The Registry’s current survey is only open to the 71,000 first responders, residents, and workers that responded to its first questionnaire distributed in 2003-2004, according to director Mark Farfel. Over the years, the Registry has managed to maintain contact with more than 99 percent of this original cohort.
“That’s the group we’re following over time,” said Farfel. “We need to have this longitudinal approach, so we can understand the course of conditions that has already been reported, symptoms and conditions that are persisting, and anything that may be emerging.”
Once the responses to the latest survey are collected and organized, Farfel and his team, comprised of experts in fields such as occupational health, environmental health, demography and anthropology, will sift through the data in search of reoccurring descriptions of symptoms. The group will then conduct a formal analysis of their findings, which will likely be submitted for peer-reviewed publication next year or the year thereafter.
“We do want to begin looking at the patterns of illnesses reported in the [second] survey and see what’s happening with those conditions now,” said Farfel. “That’s a process that takes some months to do.”
The cancer study, which will be turned in for publication by March, is based upon matches to data through 2008 from nearly a dozen statewide cancer registries.
“We’re comparing the number of confirmed cancer diagnoses among enrollees to our expected numbers based on the general population of New York State,” said Farfel. “We’re also comparing the cancer rates of enrollees who are more highly exposed to rates of those who are less highly exposed, to see if there’s a relation between cancer and [Ground Zero] exposure.”
Asked about the push by John Feal and other 9/11 advocates to have cancer added to the James Zadroga 9/11 Health and Compensation Act, Farfel noted that the Registry wasn’t formed to make such recommendations to the federal government.
“We have a public system for people who are not covered or who can’t afford care,” said Farfel, referring to the city Health and Hospitals Corporation.
With respect to the Registry’s forthcoming study, Farfel noted, “We recognize that all of this is early and intend to continue cancer assessment study in the future.”

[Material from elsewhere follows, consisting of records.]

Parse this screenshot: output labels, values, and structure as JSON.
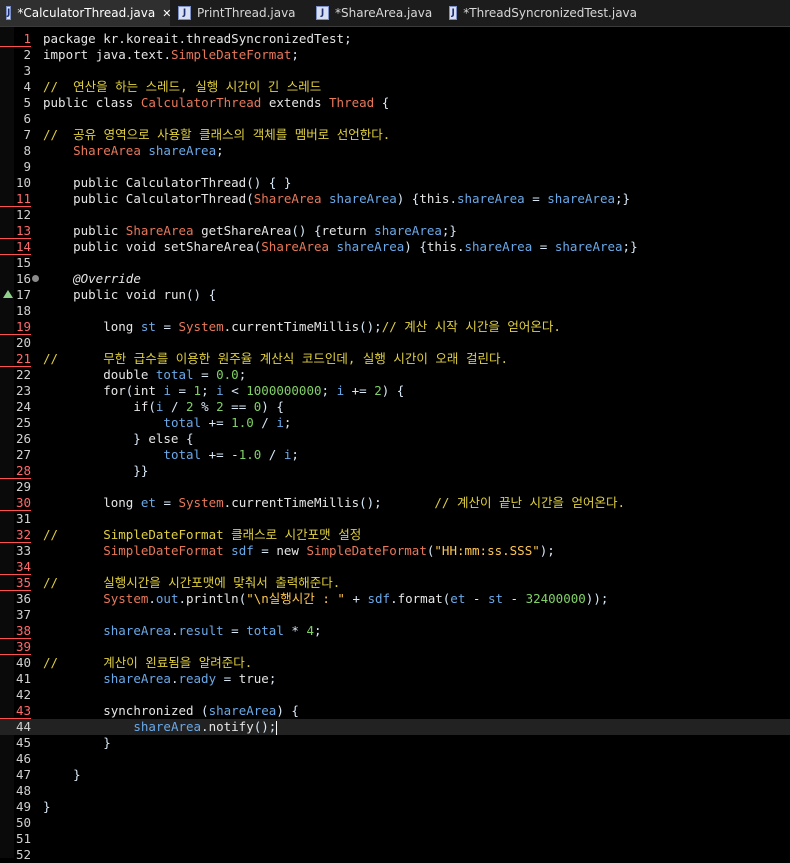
{
  "tabs": [
    {
      "label": "*CalculatorThread.java",
      "active": true,
      "closable": true
    },
    {
      "label": "PrintThread.java",
      "active": false
    },
    {
      "label": "*ShareArea.java",
      "active": false
    },
    {
      "label": "*ThreadSyncronizedTest.java",
      "active": false
    }
  ],
  "lines": [
    {
      "n": "1",
      "t": "package kr.koreait.threadSyncronizedTest;"
    },
    {
      "n": "2",
      "t": "import java.text.SimpleDateFormat;"
    },
    {
      "n": "3",
      "t": ""
    },
    {
      "n": "4",
      "t": "//  연산을 하는 스레드, 실행 시간이 긴 스레드"
    },
    {
      "n": "5",
      "t": "public class CalculatorThread extends Thread {"
    },
    {
      "n": "6",
      "t": ""
    },
    {
      "n": "7",
      "t": "//  공유 영역으로 사용할 클래스의 객체를 멤버로 선언한다."
    },
    {
      "n": "8",
      "t": "    ShareArea shareArea;"
    },
    {
      "n": "9",
      "t": ""
    },
    {
      "n": "10",
      "t": "    public CalculatorThread() { }"
    },
    {
      "n": "11",
      "t": "    public CalculatorThread(ShareArea shareArea) {this.shareArea = shareArea;}"
    },
    {
      "n": "12",
      "t": ""
    },
    {
      "n": "13",
      "t": "    public ShareArea getShareArea() {return shareArea;}"
    },
    {
      "n": "14",
      "t": "    public void setShareArea(ShareArea shareArea) {this.shareArea = shareArea;}"
    },
    {
      "n": "15",
      "t": ""
    },
    {
      "n": "16",
      "t": "    @Override"
    },
    {
      "n": "17",
      "t": "    public void run() {"
    },
    {
      "n": "18",
      "t": ""
    },
    {
      "n": "19",
      "t": "        long st = System.currentTimeMillis();// 계산 시작 시간을 얻어온다."
    },
    {
      "n": "20",
      "t": ""
    },
    {
      "n": "21",
      "t": "//      무한 급수를 이용한 원주율 계산식 코드인데, 실행 시간이 오래 걸린다."
    },
    {
      "n": "22",
      "t": "        double total = 0.0;"
    },
    {
      "n": "23",
      "t": "        for(int i = 1; i < 1000000000; i += 2) {"
    },
    {
      "n": "24",
      "t": "            if(i / 2 % 2 == 0) {"
    },
    {
      "n": "25",
      "t": "                total += 1.0 / i;"
    },
    {
      "n": "26",
      "t": "            } else {"
    },
    {
      "n": "27",
      "t": "                total += -1.0 / i;"
    },
    {
      "n": "28",
      "t": "            }}"
    },
    {
      "n": "29",
      "t": ""
    },
    {
      "n": "30",
      "t": "        long et = System.currentTimeMillis();       // 계산이 끝난 시간을 얻어온다."
    },
    {
      "n": "31",
      "t": ""
    },
    {
      "n": "32",
      "t": "//      SimpleDateFormat 클래스로 시간포맷 설정"
    },
    {
      "n": "33",
      "t": "        SimpleDateFormat sdf = new SimpleDateFormat(\"HH:mm:ss.SSS\");"
    },
    {
      "n": "34",
      "t": ""
    },
    {
      "n": "35",
      "t": "//      실행시간을 시간포맷에 맞춰서 출력해준다."
    },
    {
      "n": "36",
      "t": "        System.out.println(\"\\n실행시간 : \" + sdf.format(et - st - 32400000));"
    },
    {
      "n": "37",
      "t": ""
    },
    {
      "n": "38",
      "t": "        shareArea.result = total * 4;"
    },
    {
      "n": "39",
      "t": ""
    },
    {
      "n": "40",
      "t": "//      계산이 왼료됨을 알려준다."
    },
    {
      "n": "41",
      "t": "        shareArea.ready = true;"
    },
    {
      "n": "42",
      "t": ""
    },
    {
      "n": "43",
      "t": "        synchronized (shareArea) {"
    },
    {
      "n": "44",
      "t": "            shareArea.notify();"
    },
    {
      "n": "45",
      "t": "        }"
    },
    {
      "n": "46",
      "t": ""
    },
    {
      "n": "47",
      "t": "    }"
    },
    {
      "n": "48",
      "t": ""
    },
    {
      "n": "49",
      "t": "}"
    },
    {
      "n": "50",
      "t": ""
    },
    {
      "n": "51",
      "t": ""
    },
    {
      "n": "52",
      "t": ""
    }
  ]
}
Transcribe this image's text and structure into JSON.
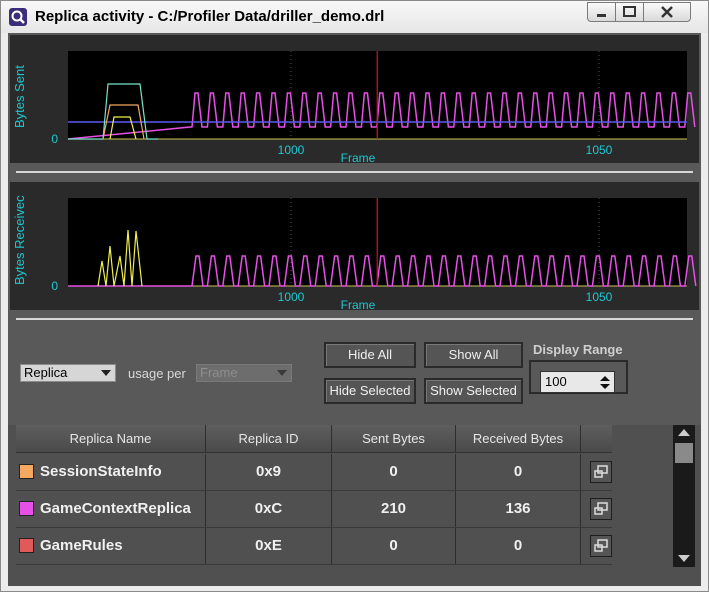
{
  "window": {
    "title": "Replica activity - C:/Profiler Data/driller_demo.drl",
    "buttons": [
      "minimize",
      "maximize",
      "close"
    ]
  },
  "colors": {
    "accent_cyan": "#1ec8d2",
    "frame_marker": "#d01818",
    "series_magenta": "#e650e6",
    "series_yellow": "#f0f050",
    "series_orange": "#f4a860",
    "series_cyan": "#78e6c8",
    "series_blue": "#5a5af0"
  },
  "graphs": {
    "sent": {
      "ylabel": "Bytes Sent",
      "xlabel": "Frame",
      "y_zero": "0",
      "ticks": [
        "1000",
        "1050"
      ]
    },
    "received": {
      "ylabel": "Bytes Receivec",
      "xlabel": "Frame",
      "y_zero": "0",
      "ticks": [
        "1000",
        "1050"
      ]
    }
  },
  "chart_data": [
    {
      "type": "line",
      "title": "",
      "xlabel": "Frame",
      "ylabel": "Bytes Sent",
      "x_ticks": [
        1000,
        1050
      ],
      "current_frame_marker": 1014,
      "series": [
        {
          "name": "GameContextReplica",
          "color": "#e650e6",
          "pattern": "periodic spikes from frame ~980"
        }
      ]
    },
    {
      "type": "line",
      "title": "",
      "xlabel": "Frame",
      "ylabel": "Bytes Receivec",
      "x_ticks": [
        1000,
        1050
      ],
      "current_frame_marker": 1014,
      "series": [
        {
          "name": "GameContextReplica",
          "color": "#e650e6",
          "pattern": "periodic spikes from frame ~980"
        }
      ]
    }
  ],
  "controls": {
    "replica_combo": "Replica",
    "usage_label": "usage per",
    "frame_combo": "Frame",
    "hide_all": "Hide All",
    "show_all": "Show All",
    "hide_selected": "Hide Selected",
    "show_selected": "Show Selected",
    "display_range_label": "Display Range",
    "display_range_value": "100"
  },
  "table": {
    "columns": [
      "Replica Name",
      "Replica ID",
      "Sent Bytes",
      "Received Bytes"
    ],
    "rows": [
      {
        "color": "#f4a860",
        "name": "SessionStateInfo",
        "id": "0x9",
        "sent": "0",
        "received": "0"
      },
      {
        "color": "#e650e6",
        "name": "GameContextReplica",
        "id": "0xC",
        "sent": "210",
        "received": "136"
      },
      {
        "color": "#e05a5a",
        "name": "GameRules",
        "id": "0xE",
        "sent": "0",
        "received": "0"
      }
    ]
  }
}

Meanwhile, the Registry is attempting to identify gaps in care, as many enrollees have indicated unmet health problems in the questionnaires. Nurses and other D.O.H. employees have joined forces with the H.H.C. to individually call and write to enrollees to let them know about treatment options. They’ve also regularly updated officials at the city Department of Education about local treatment for children adversely affected by 9/11.
The Registry’s outreach thus far has resulted in 1,000 first-time visits to the World Trade Center Environmental Health Center, which has locations at Gouverneur Healthcare Services, Bellevue Hospital Center, and Elmhurst Hospital Center.
“We think that’s meeting one of our core missions, which is responding to needs,” said Farfel.
The Registry’s outreach has also informed health articles such as a 2011 study published in the American Journal of Respiratory and Critical Care Medicine of lung function in area residents and workers.
“For that study,” Farfel said, “we invited subgroups for pulmonary function tests and had them complete a symptom and exposure questionnaire.”
Researchers unaffiliated with the Registry have also solicited feedback from Registry enrollees for their own 9/11-related studies on topics including W.T.C. evacuation experiences and post-traumatic stress disorder (P.T.S.D.) symptoms among first responders and their children.
“One of the strengths of the Registry is the large, diverse cohort we have — I think that makes us unique,” said Farfel.
Asked how the Registry would persuade its enrollees to participate in all the surveys and studies, Farfel said, “There are no financial incentives or special benefits, per se. I think there’s some motivation of just wanting to be part of an effort to make a contribution in understanding the impacts.”